Hayatını bir mücadele insanı olarak tamamladı. Sendika yöneticisi oldu, gazeteci oldu, kitaplar yazdı, toplantılarda konuştu, halkı için cezaevlerinde yattı, sürgünlerde yaşadı… O öldükten sonra binlerce kilometre ötede Hamburg’da bir kıyıya adını verdiler. Ülkesinde o kadar değer verilmedi…
Ölmeden önceki Temmuz ayının 1. Günü, Ardahan’dan ayrılırken, “Oğlum ben bir daha bu memlekete gelmem” demişti. Gelemeyeceğini de biliyordu sanki…
Onun ölümünün 21. Yılına yaklaşırken Ölçek Köyü’nde, köy girişindeki çermeye atılmış çöpleri temizlemek için suya girmiştim. Benim toplamaya çalıştığım çöplerin iğrenç bir görüntü sergilediği o suyun üstündeki köprüden ve yoldan Dursun Akçam’ın ve benim köylülerim geçiyordu. Artık Ankara’da, İstanbul’da apartmanlarda oturuyorlar, onun sağlığındaki döneme göre daha rahat bir yaşam sürüyorlardı. Otomobilleriyle geçtiler yoldan, suyun üstündeki köprüden. Kimisi bakmadı bile bu adam ne yapıyor diye, kimisi “kolay gelsin” diye seslendi, kimisi “Allah razı olsun!” diye… Kimse durmadı, kimse yardıma gelmedi.

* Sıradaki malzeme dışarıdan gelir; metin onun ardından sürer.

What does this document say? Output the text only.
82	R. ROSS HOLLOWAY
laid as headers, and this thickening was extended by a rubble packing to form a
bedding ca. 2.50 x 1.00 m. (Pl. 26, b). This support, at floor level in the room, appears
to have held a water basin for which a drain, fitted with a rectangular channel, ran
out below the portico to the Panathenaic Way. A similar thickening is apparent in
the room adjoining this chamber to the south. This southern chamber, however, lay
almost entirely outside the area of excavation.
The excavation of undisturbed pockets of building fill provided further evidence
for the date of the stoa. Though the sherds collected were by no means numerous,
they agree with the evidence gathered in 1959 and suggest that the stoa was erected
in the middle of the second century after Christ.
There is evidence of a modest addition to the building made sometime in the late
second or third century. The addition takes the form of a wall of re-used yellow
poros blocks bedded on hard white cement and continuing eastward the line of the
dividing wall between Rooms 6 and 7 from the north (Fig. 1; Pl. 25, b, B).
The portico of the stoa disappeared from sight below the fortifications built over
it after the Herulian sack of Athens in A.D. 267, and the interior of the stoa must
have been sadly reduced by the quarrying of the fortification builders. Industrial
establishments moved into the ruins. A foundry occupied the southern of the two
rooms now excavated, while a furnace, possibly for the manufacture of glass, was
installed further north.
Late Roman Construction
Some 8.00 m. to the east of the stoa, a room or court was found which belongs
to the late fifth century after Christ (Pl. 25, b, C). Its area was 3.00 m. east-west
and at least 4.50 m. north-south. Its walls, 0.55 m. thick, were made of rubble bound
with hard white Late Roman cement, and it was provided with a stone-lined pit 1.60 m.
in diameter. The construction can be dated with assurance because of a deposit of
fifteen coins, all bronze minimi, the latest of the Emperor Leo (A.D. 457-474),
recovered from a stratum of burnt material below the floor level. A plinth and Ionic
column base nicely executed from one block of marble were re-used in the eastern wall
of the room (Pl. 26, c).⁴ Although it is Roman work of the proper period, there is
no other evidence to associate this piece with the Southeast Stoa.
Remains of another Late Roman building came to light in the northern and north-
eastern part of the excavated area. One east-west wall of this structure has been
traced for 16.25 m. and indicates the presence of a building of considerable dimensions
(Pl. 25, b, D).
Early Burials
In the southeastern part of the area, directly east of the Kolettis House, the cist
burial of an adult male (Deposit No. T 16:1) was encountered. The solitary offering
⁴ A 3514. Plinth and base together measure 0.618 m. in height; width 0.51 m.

Ben gelmeden önce, onun da yakını, belki adını bile bilmediği, belki hiç görmediği Servet Sarıçam, benim bir yazım üzerine köyle Ardahan arasındaki yoldan bir kamyon çöp toplayıp yakmıştı; bunu biliyordum ama… Servet, Dursun Akçam Kültür ve Sanat Vakfı’na üye de olmuştu.
O gün de her gün olduğu gibi Kültürevi’ne gidecektim. 19. Dursun Akçam Kültür ve Sanat Günleri’ni yeni tamamlamıştık. O düşünceli yorgunluk içinde ayağım kaydı, suya düştüm… Dizim yaralandı, cebimdeki telefon kullanılmaz oldu.

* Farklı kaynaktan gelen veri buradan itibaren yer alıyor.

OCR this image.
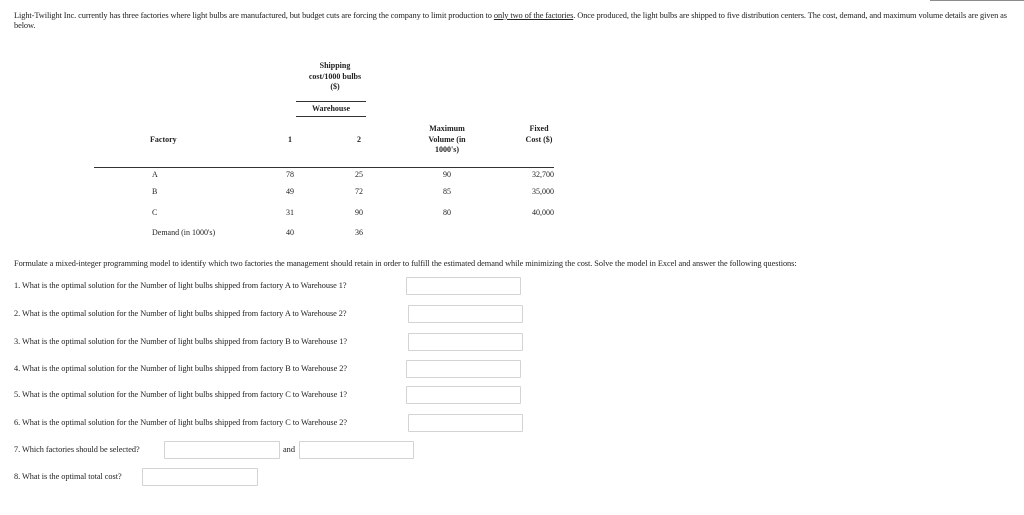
Light-Twilight Inc. currently has three factories where light bulbs are manufactured, but budget cuts are forcing the company to limit production to only two of the factories. Once produced, the light bulbs are shipped to five distribution centers. The cost, demand, and maximum volume details are given as below.
Shipping cost/1000 bulbs ($)
Warehouse
Factory	1	2
Maximum Volume (in 1000's)
Fixed Cost ($)
A	78	25	90	32,700
B	49	72	85	35,000
C	31	90	80	40,000
Demand (in 1000's)	40	36
Formulate a mixed-integer programming model to identify which two factories the management should retain in order to fulfill the estimated demand while minimizing the cost. Solve the model in Excel and answer the following questions:
1. What is the optimal solution for the Number of light bulbs shipped from factory A to Warehouse 1?
2. What is the optimal solution for the Number of light bulbs shipped from factory A to Warehouse 2?
3. What is the optimal solution for the Number of light bulbs shipped from factory B to Warehouse 1?
4. What is the optimal solution for the Number of light bulbs shipped from factory B to Warehouse 2?
5. What is the optimal solution for the Number of light bulbs shipped from factory C to Warehouse 1?
6. What is the optimal solution for the Number of light bulbs shipped from factory C to Warehouse 2?
7. Which factories should be selected?	and
8. What is the optimal total cost?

Onun aramızdan ayrılışının yirmibirinci yılında, onun oğlu olmaktan onur duyuyorum.
Onun aramızdan ayrılışının yirmibirinci yılında, onun adına kurulmuş vakıfta benimle birlikte, yöreleri, ülkeleri ve insanlık adına mücadele eden Vakıf üyelerimiz ile, o bir avuç güzel insan ile onur ve gurur duyuyorum.
İyi ki yaşamış Dursun Akçam, iyi ki mücadele etmiş ve iyi ki biz onun adı ve anısı etrafında bir araya gelmişiz!
Dursun Akçam Artık Hepimizle!
Gününüz aydın olsun değerli dostlar…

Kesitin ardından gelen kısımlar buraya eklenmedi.